Dans l'histoire de la réglementation financière européenne, le règlement DORA (EU) 2022/2554 occupe une place singulière. C'est le premier texte à traiter la résilience opérationnelle numérique du secteur financier dans sa globalité, de façon harmonisée et directement applicable dans les 27 États membres. Avant DORA, ce domaine était couvert par une multitude de textes sectoriels, de guidelines non contraignantes et de réglementations nationales disparates.
Un Règlement à Double Nature
Le règlement DORA présente une double nature qui le distingue des textes financiers antérieurs. D'un côté, c'est un règlement de substance qui impose des obligations précises et opérationnelles aux entités financières. De l'autre, c'est un règlement cadre qui délègue à trois autorités européennes (EBA, EIOPA, ESMA) l'élaboration de normes techniques détaillées. Cette architecture à deux niveaux assure à la fois la cohérence de haut niveau et la précision technique nécessaire à chaque sous-secteur.
Niveau 1 : Les 64 Articles du Règlement
Les 64 articles du règlement DORA posent le cadre de principes et d'obligations générales. Ils définissent les entités concernées, les cinq domaines d'exigences, les pouvoirs des superviseurs nationaux et européens, et le régime de sanctions. Ce niveau 1 est adopté par le Parlement européen et le Conseil, représentant la légitimité démocratique maximale.
Niveau 2 : Les RTS et ITS Sectoriels
Les normes techniques réglementaires (RTS) et d'exécution (ITS) constituent le niveau 2 de DORA. Élaborées par l'EBA pour les banques, l'EIOPA pour les assurances et l'ESMA pour les marchés, elles précisent les modalités techniques d'application. Adoptées par la Commission européenne sous forme d'actes délégués, elles ont la même force contraignante que le règlement lui-même.

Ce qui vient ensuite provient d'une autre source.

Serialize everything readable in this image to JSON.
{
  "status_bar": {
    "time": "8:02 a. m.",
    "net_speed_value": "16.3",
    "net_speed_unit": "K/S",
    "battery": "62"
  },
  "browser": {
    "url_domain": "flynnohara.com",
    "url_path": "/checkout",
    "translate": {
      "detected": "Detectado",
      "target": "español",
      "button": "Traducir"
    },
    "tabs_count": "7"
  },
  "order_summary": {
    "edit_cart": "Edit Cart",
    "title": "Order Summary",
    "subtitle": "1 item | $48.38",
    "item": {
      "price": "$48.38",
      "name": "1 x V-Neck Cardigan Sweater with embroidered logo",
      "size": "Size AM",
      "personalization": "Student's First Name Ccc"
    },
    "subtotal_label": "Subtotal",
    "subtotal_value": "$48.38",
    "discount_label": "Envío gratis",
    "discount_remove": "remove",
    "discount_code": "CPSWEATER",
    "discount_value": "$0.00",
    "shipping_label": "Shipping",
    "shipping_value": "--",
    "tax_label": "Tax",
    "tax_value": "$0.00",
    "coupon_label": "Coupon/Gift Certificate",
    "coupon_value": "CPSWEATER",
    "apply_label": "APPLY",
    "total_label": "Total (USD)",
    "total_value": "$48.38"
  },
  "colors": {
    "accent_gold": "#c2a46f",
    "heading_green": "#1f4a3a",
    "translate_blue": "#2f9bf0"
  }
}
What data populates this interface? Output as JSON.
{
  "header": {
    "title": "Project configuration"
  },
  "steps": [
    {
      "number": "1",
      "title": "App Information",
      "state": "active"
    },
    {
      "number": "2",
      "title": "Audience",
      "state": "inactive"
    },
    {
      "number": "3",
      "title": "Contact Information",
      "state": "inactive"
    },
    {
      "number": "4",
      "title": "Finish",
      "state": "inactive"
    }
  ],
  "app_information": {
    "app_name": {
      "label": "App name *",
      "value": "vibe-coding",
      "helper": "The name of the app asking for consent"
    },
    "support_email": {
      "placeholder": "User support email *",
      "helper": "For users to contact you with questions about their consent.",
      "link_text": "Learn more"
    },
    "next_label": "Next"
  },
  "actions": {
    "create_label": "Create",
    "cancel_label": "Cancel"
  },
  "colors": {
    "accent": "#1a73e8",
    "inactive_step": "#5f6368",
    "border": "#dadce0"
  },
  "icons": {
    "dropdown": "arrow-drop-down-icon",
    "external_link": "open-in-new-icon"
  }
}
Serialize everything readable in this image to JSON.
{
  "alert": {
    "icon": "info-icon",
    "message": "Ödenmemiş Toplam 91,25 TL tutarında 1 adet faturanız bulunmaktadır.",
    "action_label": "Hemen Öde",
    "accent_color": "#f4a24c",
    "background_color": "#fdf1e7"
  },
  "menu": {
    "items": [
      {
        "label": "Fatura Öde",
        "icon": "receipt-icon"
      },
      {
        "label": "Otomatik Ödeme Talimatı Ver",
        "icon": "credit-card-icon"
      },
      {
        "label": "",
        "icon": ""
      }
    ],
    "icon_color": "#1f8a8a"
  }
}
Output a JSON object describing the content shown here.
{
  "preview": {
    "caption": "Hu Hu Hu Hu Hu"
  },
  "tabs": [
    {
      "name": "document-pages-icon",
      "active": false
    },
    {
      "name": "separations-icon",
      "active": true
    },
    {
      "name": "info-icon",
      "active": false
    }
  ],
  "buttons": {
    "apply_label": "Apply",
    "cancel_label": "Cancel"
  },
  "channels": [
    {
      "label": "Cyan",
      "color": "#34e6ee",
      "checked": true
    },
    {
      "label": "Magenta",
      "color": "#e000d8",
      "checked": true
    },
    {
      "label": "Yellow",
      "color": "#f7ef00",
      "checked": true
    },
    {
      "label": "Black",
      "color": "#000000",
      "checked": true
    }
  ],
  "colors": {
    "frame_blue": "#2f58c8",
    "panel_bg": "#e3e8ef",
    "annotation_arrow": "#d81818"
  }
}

Portée Géographique et Extraterritorialité
Le règlement DORA s'applique à toutes les entités financières établies dans l'Union européenne. Son extraterritorialité concerne les prestataires TIC qui, même établis hors UE, fournissent des services à des entités financières européennes. L'article 31 du règlement DORA impose que les prestataires TIC critiques non établis dans l'UE créent une filiale au sein de l'Union pour accéder au marché. Cette disposition cible directement les grands fournisseurs cloud américains.
Innovation : La Supervision Directe des Tiers
L'innovation majeure du règlement DORA réside dans l'instauration d'une supervision directe des prestataires TIC critiques par les autorités européennes de surveillance. Pour la première fois, une autorité européenne (EBA, EIOPA ou ESMA selon le secteur prédominant) peut directement inspecter, auditer et sanctionner un prestataire technologique. Cette extension du périmètre superviseur au-delà des seules entités financières est sans précédent dans le droit financier européen.
Conclusion
Le règlement DORA (EU) 2022/2554 représente une innovation réglementaire majeure à l'échelle européenne. Sa nature de règlement (application directe), son architecture à deux niveaux (principes + normes techniques), et sa portée étendue aux prestataires TIC en font un texte inédit. Il pose les fondations d'un secteur financier européen véritablement résilient à l'ère numérique.
Questions fréquentes
Le règlement DORA modifie-t-il d'autres règlements européens ?
Oui. Le règlement DORA modifie six textes européens existants : le règlement EMIR, la directive MiFID II, le règlement MiFIR, la directive Solvabilité II, la directive OPCVM et le règlement MiCA. Ces modifications visent à supprimer les doublons et assurer la cohérence du cadre réglementaire.
Qui supervise l'application du règlement DORA en France ?
En France, deux autorités sont compétentes selon les entités : l'ACPR (Autorité de Contrôle Prudentiel et de Résolution) pour les banques et assurances, et l'AMF (Autorité des Marchés Financiers) pour les entités des marchés financiers.